The impact of Ribosomal DNA (rDNA) copy number on birth weight and adult obesity

Principal Investigator: Professor Vardhman Rakyan
Approved Research ID: 83271
Approval date: April 21st 2022

Lay summary

There is a part of the human genome, called the ribosomal DNA (rDNA), that is important for making all proteins in the cell. It is present as hundreds of copies in the human genome and it is known that the number of copies of rDNA varies significantly amongst individuals. However, this variation in the rDNA is overlooked in all ongoing large-scale human genetic studies. Based on our preliminary human and mouse work, we think that rDNA copy number variation influences birth weight. Separately, we have evidence to suggest that rDNA copy number also has an influence on adult BMI, and we think that this is related to the birth weight effect. We would like to replicate and confirm our findings in a much bigger dataset i.e. the UK Biobank. The initial analyses will be complete well before the 36 months deadline. If we can replicate our initial findings using the UK Biobank data, it will represent a novel example of human genetic variation that influences important phenotypes, but has never been considered previously in powerful large-scale analyses.

CURRENT SCOPE

Q1. Is there a positive association between rDNA copy number and birth weight?

Q2. Is there an inverse association between rDNA copy number and current BMI?

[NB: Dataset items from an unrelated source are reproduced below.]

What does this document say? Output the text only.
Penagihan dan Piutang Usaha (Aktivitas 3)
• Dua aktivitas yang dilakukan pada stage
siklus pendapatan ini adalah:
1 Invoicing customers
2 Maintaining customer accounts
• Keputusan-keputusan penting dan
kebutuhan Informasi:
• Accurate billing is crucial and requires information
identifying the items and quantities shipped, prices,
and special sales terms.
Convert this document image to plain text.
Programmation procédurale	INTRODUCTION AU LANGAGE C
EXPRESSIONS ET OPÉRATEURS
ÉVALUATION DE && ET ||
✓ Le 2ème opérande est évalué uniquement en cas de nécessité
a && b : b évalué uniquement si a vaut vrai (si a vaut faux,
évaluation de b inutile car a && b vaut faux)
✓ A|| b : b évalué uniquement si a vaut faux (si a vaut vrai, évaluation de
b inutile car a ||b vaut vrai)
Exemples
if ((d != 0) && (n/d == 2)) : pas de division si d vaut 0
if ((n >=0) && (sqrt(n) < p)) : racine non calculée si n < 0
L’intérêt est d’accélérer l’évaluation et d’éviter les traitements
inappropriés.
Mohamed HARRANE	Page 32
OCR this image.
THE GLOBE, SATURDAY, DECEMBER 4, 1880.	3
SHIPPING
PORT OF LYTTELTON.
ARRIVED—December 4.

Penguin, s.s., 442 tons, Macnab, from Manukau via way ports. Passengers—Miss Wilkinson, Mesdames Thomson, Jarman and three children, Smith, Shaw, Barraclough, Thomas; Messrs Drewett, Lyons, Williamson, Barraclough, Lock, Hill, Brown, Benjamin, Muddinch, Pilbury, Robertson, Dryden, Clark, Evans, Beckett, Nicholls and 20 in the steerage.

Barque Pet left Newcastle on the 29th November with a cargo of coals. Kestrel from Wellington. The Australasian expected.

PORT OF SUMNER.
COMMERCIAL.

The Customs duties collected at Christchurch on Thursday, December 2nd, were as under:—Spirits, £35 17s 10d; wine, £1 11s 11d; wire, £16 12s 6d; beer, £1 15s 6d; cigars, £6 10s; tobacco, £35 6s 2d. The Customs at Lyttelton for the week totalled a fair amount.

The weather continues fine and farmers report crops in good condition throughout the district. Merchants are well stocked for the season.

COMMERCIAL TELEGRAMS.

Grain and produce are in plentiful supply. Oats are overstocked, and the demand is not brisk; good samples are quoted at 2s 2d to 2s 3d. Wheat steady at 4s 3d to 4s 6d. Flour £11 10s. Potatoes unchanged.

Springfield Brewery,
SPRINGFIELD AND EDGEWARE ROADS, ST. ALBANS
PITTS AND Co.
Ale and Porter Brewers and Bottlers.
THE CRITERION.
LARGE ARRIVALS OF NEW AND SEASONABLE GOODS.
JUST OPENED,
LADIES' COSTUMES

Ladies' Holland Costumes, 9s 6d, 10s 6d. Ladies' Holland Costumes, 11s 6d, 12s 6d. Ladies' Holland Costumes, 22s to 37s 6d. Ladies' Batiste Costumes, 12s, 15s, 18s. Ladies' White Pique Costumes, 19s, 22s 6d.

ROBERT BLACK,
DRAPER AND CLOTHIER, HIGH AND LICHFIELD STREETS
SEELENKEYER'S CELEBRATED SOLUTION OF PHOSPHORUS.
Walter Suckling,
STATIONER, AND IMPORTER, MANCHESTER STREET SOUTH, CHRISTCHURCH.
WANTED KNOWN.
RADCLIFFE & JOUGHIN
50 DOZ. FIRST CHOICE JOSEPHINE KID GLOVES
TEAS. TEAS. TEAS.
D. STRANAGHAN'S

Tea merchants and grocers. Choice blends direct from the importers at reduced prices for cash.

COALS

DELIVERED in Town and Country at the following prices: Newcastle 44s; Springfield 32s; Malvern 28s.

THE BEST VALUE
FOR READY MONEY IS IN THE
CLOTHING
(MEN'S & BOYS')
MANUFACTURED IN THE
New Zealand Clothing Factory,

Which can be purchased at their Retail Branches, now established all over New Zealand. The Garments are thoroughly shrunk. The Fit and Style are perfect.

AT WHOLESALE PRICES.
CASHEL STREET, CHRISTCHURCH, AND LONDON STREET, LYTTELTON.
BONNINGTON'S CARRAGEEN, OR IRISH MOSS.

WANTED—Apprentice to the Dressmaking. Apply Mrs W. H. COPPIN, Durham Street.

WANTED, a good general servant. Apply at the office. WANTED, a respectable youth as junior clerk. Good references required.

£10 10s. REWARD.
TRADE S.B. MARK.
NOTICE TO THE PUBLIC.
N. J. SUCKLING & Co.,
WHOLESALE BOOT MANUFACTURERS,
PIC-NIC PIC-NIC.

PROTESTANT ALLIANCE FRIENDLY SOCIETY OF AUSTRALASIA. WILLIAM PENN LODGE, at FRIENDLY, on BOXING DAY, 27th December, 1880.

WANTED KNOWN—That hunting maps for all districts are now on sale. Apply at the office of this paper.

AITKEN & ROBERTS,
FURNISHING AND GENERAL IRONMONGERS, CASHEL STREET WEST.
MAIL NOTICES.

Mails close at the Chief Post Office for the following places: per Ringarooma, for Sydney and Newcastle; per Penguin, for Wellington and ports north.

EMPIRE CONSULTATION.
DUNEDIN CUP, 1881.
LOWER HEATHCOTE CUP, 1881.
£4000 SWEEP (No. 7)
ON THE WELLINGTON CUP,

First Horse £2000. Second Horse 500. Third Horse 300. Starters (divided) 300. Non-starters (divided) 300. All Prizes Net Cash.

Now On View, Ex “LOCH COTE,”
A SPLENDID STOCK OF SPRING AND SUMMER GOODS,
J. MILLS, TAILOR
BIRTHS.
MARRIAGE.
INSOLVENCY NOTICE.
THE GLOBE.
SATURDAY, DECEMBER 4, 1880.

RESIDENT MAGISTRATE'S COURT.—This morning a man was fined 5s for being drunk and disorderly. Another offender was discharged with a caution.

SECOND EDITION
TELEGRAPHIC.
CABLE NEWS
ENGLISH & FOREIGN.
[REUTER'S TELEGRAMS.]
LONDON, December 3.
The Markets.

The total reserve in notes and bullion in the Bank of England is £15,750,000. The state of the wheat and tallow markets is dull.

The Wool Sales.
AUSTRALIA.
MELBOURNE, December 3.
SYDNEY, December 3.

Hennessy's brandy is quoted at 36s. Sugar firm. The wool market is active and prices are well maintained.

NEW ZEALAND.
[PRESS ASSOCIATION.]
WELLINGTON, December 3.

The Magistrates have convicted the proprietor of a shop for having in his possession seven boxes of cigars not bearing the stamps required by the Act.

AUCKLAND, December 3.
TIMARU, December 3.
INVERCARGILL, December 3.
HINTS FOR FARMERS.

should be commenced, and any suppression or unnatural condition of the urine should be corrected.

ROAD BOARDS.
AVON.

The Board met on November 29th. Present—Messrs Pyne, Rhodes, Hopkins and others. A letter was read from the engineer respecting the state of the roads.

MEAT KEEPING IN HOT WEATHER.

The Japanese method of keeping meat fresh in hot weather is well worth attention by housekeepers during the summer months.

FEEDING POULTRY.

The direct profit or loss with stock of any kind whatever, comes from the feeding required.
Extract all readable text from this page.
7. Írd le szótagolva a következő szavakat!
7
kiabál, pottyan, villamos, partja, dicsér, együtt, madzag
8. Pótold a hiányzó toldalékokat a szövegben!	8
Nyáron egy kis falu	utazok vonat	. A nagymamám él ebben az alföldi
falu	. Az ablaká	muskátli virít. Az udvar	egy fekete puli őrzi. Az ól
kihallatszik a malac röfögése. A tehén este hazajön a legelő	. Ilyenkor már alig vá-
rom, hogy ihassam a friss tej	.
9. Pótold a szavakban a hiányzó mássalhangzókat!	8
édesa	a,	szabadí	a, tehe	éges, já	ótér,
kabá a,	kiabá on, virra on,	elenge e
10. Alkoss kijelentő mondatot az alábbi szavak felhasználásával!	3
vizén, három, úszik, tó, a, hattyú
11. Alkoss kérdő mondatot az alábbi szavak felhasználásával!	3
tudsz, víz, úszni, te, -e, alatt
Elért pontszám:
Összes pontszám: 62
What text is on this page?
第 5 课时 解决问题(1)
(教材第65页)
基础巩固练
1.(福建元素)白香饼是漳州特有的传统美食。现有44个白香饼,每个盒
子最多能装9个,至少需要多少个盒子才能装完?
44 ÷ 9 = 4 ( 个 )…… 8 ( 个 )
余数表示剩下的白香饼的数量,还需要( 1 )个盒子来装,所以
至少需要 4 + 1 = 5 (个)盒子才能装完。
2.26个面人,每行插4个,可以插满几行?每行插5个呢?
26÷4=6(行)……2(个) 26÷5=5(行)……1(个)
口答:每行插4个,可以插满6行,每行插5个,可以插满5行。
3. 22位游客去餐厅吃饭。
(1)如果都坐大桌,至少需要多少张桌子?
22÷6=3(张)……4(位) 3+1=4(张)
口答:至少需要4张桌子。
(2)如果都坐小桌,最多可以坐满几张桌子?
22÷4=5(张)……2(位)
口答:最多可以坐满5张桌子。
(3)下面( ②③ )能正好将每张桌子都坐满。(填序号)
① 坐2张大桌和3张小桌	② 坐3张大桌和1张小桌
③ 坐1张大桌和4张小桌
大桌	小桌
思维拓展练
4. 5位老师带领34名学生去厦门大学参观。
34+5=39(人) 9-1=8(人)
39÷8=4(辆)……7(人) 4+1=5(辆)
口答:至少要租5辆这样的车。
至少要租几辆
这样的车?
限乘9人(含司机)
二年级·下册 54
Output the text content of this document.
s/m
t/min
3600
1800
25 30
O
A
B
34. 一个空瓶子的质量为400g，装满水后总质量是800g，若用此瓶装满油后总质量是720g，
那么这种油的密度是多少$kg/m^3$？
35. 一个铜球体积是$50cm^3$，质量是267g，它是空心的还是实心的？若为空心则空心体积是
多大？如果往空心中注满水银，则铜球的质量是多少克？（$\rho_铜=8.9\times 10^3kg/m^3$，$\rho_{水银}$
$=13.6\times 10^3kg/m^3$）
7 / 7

The original aim of the project was to determine if rDNA copy number represents a novel genetic association with birth weight. The secondary aim is to ask if this initial association impacts BMI in adult life.

NEW SCOPE

Now, based on our initial analysis, we think that rDNA copy number could associate with other human phenotypes. For this reason, we would like to perform a wider ranging investigation that looks at all the phenotypes available in the UK Biobank. This is a similar approach taken by Mukamael et al. 2021 who analysed protein-altering VNTRs in 415,280 UK Biobank participants for association with 786 phenotypes, identifying some of the strongest associations of common variants with human phenotypes, including height, hair morphology, and biomarkers of health. We would like to do something similar but for rDNA copy number instead.